Daily aviation emissions hit record high in July 2025 — but data reveals a major leap in airline efficiency

Global aviation’s daily CO₂ emissions peaked in July 2025, but a 7.4% jump in efficiency shows how airlines are decoupling growth from emissions intensity.

PLane over fields and flowers

On 18 July 2025, global passenger aviation recorded its highest-ever daily carbon emissions, narrowly surpassing the previous peak set in August 2019. According to EmeraldSky analysis of Cirium data, operations that day generated 2.523 million tonnes of CO₂, a fraction above the 2.520 million tonnes emitted on 2 August 2019.

At first glance, the numbers suggest aviation’s full recovery from the pandemic collapse has come at an environmental cost. But the reality is more nuanced.

Cirium emissions vs flights 2019 to 2025
Data and table: Cirium

Airlines carried significantly more passengers and flew further than six years ago, while delivering a striking 7.4% improvement in fuel efficiency per available seat kilometre (ASK).


Efficiency gains despite older fleets

One of the most surprising findings is that airlines achieved these gains despite operating older aircraft. The flight-weighted average fleet age rose by almost 17% between 2019 and 2025, from 9.9 to 11.6 years. This was the opposite of industry playbooks, which usually assume younger fleets drive efficiency improvements.

Persistent supply chain bottlenecks and unexpected engine reliability issues meant airlines could not rely on rapid fleet renewal. Instead, they extracted more from existing assets, demonstrating that operational innovation can deliver measurable gains even when technology adoption stalls.


More flights, further distances, bigger aircraft

The data shows how aviation has changed since 2019:

  • Flights: 103,009 (+3.7% vs 2019)
  • Average flight distance: 1,626 km (+3%)
  • Average flight time: 138 minutes (+1.3%)
  • Average aircraft size: 175 seats (+4.4%)
  • ASKs delivered: 34.4 billion (+8.2%)

In short, airlines carried more people, on longer routes, using slightly larger aircraft. This wholesale reimagining of capacity deployment meant carriers delivered 8.2% more seat-kilometres while increasing total CO₂ emissions by just 0.1%.

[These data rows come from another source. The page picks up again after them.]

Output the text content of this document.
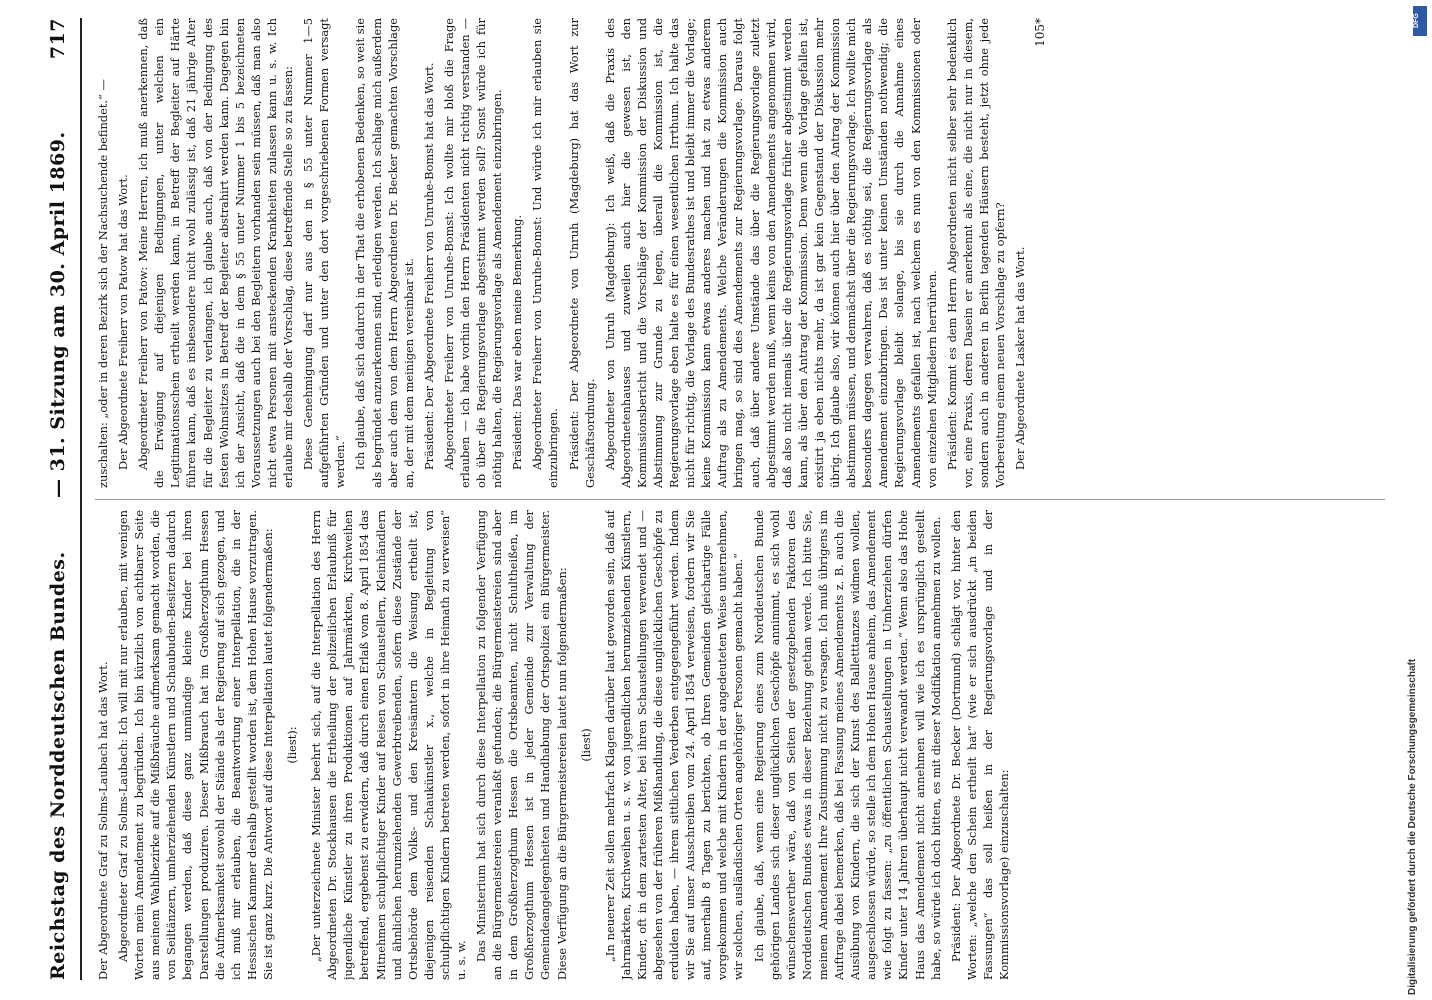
Reichstag des Norddeutschen Bundes.
— 31. Sitzung am 30. April 1869.
717

Der Abgeordnete Graf zu Solms-Laubach hat das Wort. Abgeordneter Graf zu Solms-Laubach: Ich will mit nur erlauben, mit wenigen Worten mein Amendement zu begründen. Ich bin kürzlich von achtbarer Seite aus meinem Wahlbezirke auf die Mißbräuche aufmerksam gemacht worden, die von Seiltänzern, umherziehenden Künstlern und Schaubuden-Besitzern dadurch begangen werden, daß diese ganz unmündige kleine Kinder bei ihren Darstellungen produziren. Dieser Mißbrauch hat im Großherzogthum Hessen die Aufmerksamkeit sowohl der Stände als der Regierung auf sich gezogen, und ich muß mir erlauben, die Beantwortung einer Interpellation, die in der Hessischen Kammer deshalb gestellt worden ist, dem Hohen Hause vorzutragen. Sie ist ganz kurz. Die Antwort auf diese Interpellation lautet folgendermaßen: (liest): „Der unterzeichnete Minister beehrt sich, auf die Interpellation des Herrn Abgeordneten Dr. Stockhausen die Ertheilung der polizeilichen Erlaubniß für jugendliche Künstler zu ihren Produktionen auf Jahrmärkten, Kirchweihen betreffend, ergebenst zu erwidern, daß durch einen Erlaß vom 8. April 1854 das Mitnehmen schulpflichtiger Kinder auf Reisen von Schaustellern, Kleinhändlern und ähnlichen herumziehenden Gewerbtreibenden, sofern diese Zustände der Ortsbehörde dem Volks- und den Kreisämtern die Weisung ertheilt ist, diejenigen reisenden Schaukünstler x., welche in Begleitung von schulpflichtigen Kindern betreten werden, sofort in ihre Heimath zu verweisen“ u. s. w. Das Ministerium hat sich durch diese Interpellation zu folgender Verfügung an die Bürgermeistereien veranlaßt gefunden; die Bürgermeistereien sind aber in dem Großherzogthum Hessen die Ortsbeamten, nicht Schultheißen, im Großherzogthum Hessen ist in jeder Gemeinde zur Verwaltung der Gemeindeangelegenheiten und Handhabung der Ortspolizei ein Bürgermeister. Diese Verfügung an die Bürgermeistereien lautet nun folgendermaßen: (liest) „In neuerer Zeit sollen mehrfach Klagen darüber laut geworden sein, daß auf Jahrmärkten, Kirchweihen u. s. w. von jugendlichen herumziehenden Künstlern, Kinder, oft in dem zartesten Alter, bei ihren Schaustellungen verwendet und — abgesehen von der früheren Mißhandlung, die diese unglücklichen Geschöpfe zu erdulden haben, — ihrem sittlichen Verderben entgegengeführt werden. Indem wir Sie auf unser Ausschreiben vom 24. April 1854 verweisen, fordern wir Sie auf, innerhalb 8 Tagen zu berichten, ob Ihren Gemeinden gleichartige Fälle vorgekommen und welche mit Kindern in der angedeuteten Weise unternehmen, wir solchen, ausländischen Orten angehöriger Personen gemacht haben.“ Ich glaube, daß, wenn eine Regierung eines zum Norddeutschen Bunde gehörigen Landes sich dieser unglücklichen Geschöpfe annimmt, es sich wohl wünschenswerther wäre, daß von Seiten der gesetzgebenden Faktoren des Norddeutschen Bundes etwas in dieser Beziehung gethan werde. Ich bitte Sie, meinem Amendement Ihre Zustimmung nicht zu versagen. Ich muß übrigens im Auftrage dabei bemerken, daß bei Fassung meines Amendements z. B. auch die Ausübung von Kindern, die sich der Kunst des Balletttanzes widmen wollen, ausgeschlossen würde, so stelle ich dem Hohen Hause anheim, das Amendement wie folgt zu fassen: „zu öffentlichen Schaustellungen in Umherziehen dürfen Kinder unter 14 Jahren überhaupt nicht verwandt werden.“ Wenn also das Hohe Haus das Amendement nicht annehmen will wie ich es ursprünglich gestellt habe, so würde ich doch bitten, es mit dieser Modifikation annehmen zu wollen. Präsident: Der Abgeordnete Dr. Becker (Dortmund) schlägt vor, hinter den Worten: „welche den Schein ertheilt hat“ (wie er sich ausdrückt „in beiden Fassungen“ das soll heißen in der Regierungsvorlage und in der Kommissionsvorlage) einzuschalten:

zuschalten: „oder in deren Bezirk sich der Nachsuchende befindet.“ — Der Abgeordnete Freiherr von Patow hat das Wort. Abgeordneter Freiherr von Patow: Meine Herren, ich muß anerkennen, daß die Erwägung auf diejenigen Bedingungen, unter welchen ein Legitimationsschein ertheilt werden kann, in Betreff der Begleiter auf Härte führen kann, daß es insbesondere nicht wohl zulässig ist, daß 21 jährige Alter für die Begleiter zu verlangen, ich glaube auch, daß von der Bedingung des festen Wohnsitzes in Betreff der Begleiter abstrahirt werden kann. Dagegen bin ich der Ansicht, daß die in dem § 55 unter Nummer 1 bis 5 bezeichneten Voraussetzungen auch bei den Begleitern vorhanden sein müssen, daß man also nicht etwa Personen mit ansteckenden Krankheiten zulassen kann u. s. w. Ich erlaube mir deshalb der Vorschlag, diese betreffende Stelle so zu fassen: Diese Genehmigung darf nur aus den in § 55 unter Nummer 1—5 aufgeführten Gründen und unter den dort vorgeschriebenen Formen versagt werden.“ Ich glaube, daß sich dadurch in der That die erhobenen Bedenken, so weit sie als begründet anzuerkennen sind, erledigen werden. Ich schlage mich außerdem aber auch dem von dem Herrn Abgeordneten Dr. Becker gemachten Vorschlage an, der mit dem meinigen vereinbar ist. Präsident: Der Abgeordnete Freiherr von Unruhe-Bomst hat das Wort. Abgeordneter Freiherr von Unruhe-Bomst: Ich wollte mir bloß die Frage erlauben — ich habe vorhin den Herrn Präsidenten nicht richtig verstanden — ob über die Regierungsvorlage abgestimmt werden soll? Sonst würde ich für nöthig halten, die Regierungsvorlage als Amendement einzubringen. Präsident: Das war eben meine Bemerkung. Abgeordneter Freiherr von Unruhe-Bomst: Und würde ich mir erlauben sie einzubringen. Präsident: Der Abgeordnete von Unruh (Magdeburg) hat das Wort zur Geschäftsordnung. Abgeordneter von Unruh (Magdeburg): Ich weiß, daß die Praxis des Abgeordnetenhauses und zuweilen auch hier die gewesen ist, den Kommissionsbericht und die Vorschläge der Kommission der Diskussion und Abstimmung zur Grunde zu legen, überall die Kommission ist, die Regierungsvorlage eben halte es für einen wesentlichen Irrthum. Ich halte das nicht für richtig, die Vorlage des Bundesrathes ist und bleibt immer die Vorlage; keine Kommission kann etwas anderes machen und hat zu etwas anderem Auftrag als zu Amendements. Welche Veränderungen die Kommission auch bringen mag, so sind dies Amendements zur Regierungsvorlage. Daraus folgt auch, daß über andere Umstände das über die Regierungsvorlage zuletzt abgestimmt werden muß, wenn keins von den Amendements angenommen wird, daß also nicht niemals über die Regierungsvorlage früher abgestimmt werden kann, als über den Antrag der Kommission. Denn wenn die Vorlage gefallen ist, existirt ja eben nichts mehr, da ist gar kein Gegenstand der Diskussion mehr übrig. Ich glaube also, wir können auch hier über den Antrag der Kommission abstimmen müssen, und demnächst über die Regierungsvorlage. Ich wollte mich besonders dagegen verwahren, daß es nöthig sei, die Regierungsvorlage als Amendement einzubringen. Das ist unter keinen Umständen nothwendig; die Regierungsvorlage bleibt solange, bis sie durch die Annahme eines Amendements gefallen ist, nach welchem es nun von den Kommissionen oder von einzelnen Mitgliedern herrühren. Präsident: Kommt es dem Herrn Abgeordneten nicht selber sehr bedenklich vor, eine Praxis, deren Dasein er anerkennt als eine, die nicht nur in diesem, sondern auch in anderen in Berlin tagenden Häusern besteht, jetzt ohne jede Vorbereitung einem neuen Vorschlage zu opfern? Der Abgeordnete Lasker hat das Wort.

105*
Digitalisierung gefördert durch die Deutsche Forschungsgemeinschaft
DFG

Flying bigger aircraft on longer routes means fewer takeoffs and landings. These are traditionally where the most fuel is burned. As well as this, airlines are investing in innovative ways to save fuel and cut carbon, from using AI to plan flight paths to removing inflight magazines to save weight.

IATA warns against unfair aviation taxation as an Aircraft flies over a field of flowers
Photo: Unsplash

EmeraldSky’s granular tracking system goes deeper than standard industry fuel burn models, which can miss 15–25% of actual emissions by relying on theoretical flight plans. By monitoring 47 variables across more than 100,000 daily flights, the analysis captured small but critical improvements in areas such as:

  • Ground operations, including reduced taxi times
  • Smarter route planning and coordination with air traffic control
  • Network optimisation and fleet deployment strategies

These adjustments, often invisible to passengers, aggregated into a substantial efficiency gain.


The paradox: Growth in aviation doesn’t have to mean growth in emissions

The July milestone highlights a paradox. Aviation is expanding, yet airlines are proving capable of decoupling growth from emissions intensity. The industry is improving efficiency at a rate of around 1.2% per year between 2019 and 2025, above historic trends.

However, absolute emissions are still rising as traffic demand grows. Seasonal patterns suggest that new peaks will become routine during the Northern Hemisphere summer. With the “easy wins” in operational efficiency now largely realised, attention is shifting towards more fundamental solutions.

Sustainable aviation fuel (SAF) currently accounts for less than 1% of global consumption, far below the levels needed to bend the emissions curve. Without scaling SAF or accelerating the entry of new propulsion technologies, further emissions reductions will be hard to achieve.

The July 2025 data tells two stories: first, that aviation has recovered and even expanded beyond pre-pandemic levels; second, that efficiency can be achieved through determined operational focus. But the long-term challenge remains: growth will continue to outpace efficiency gains unless structural changes transform the industry’s fuel mix.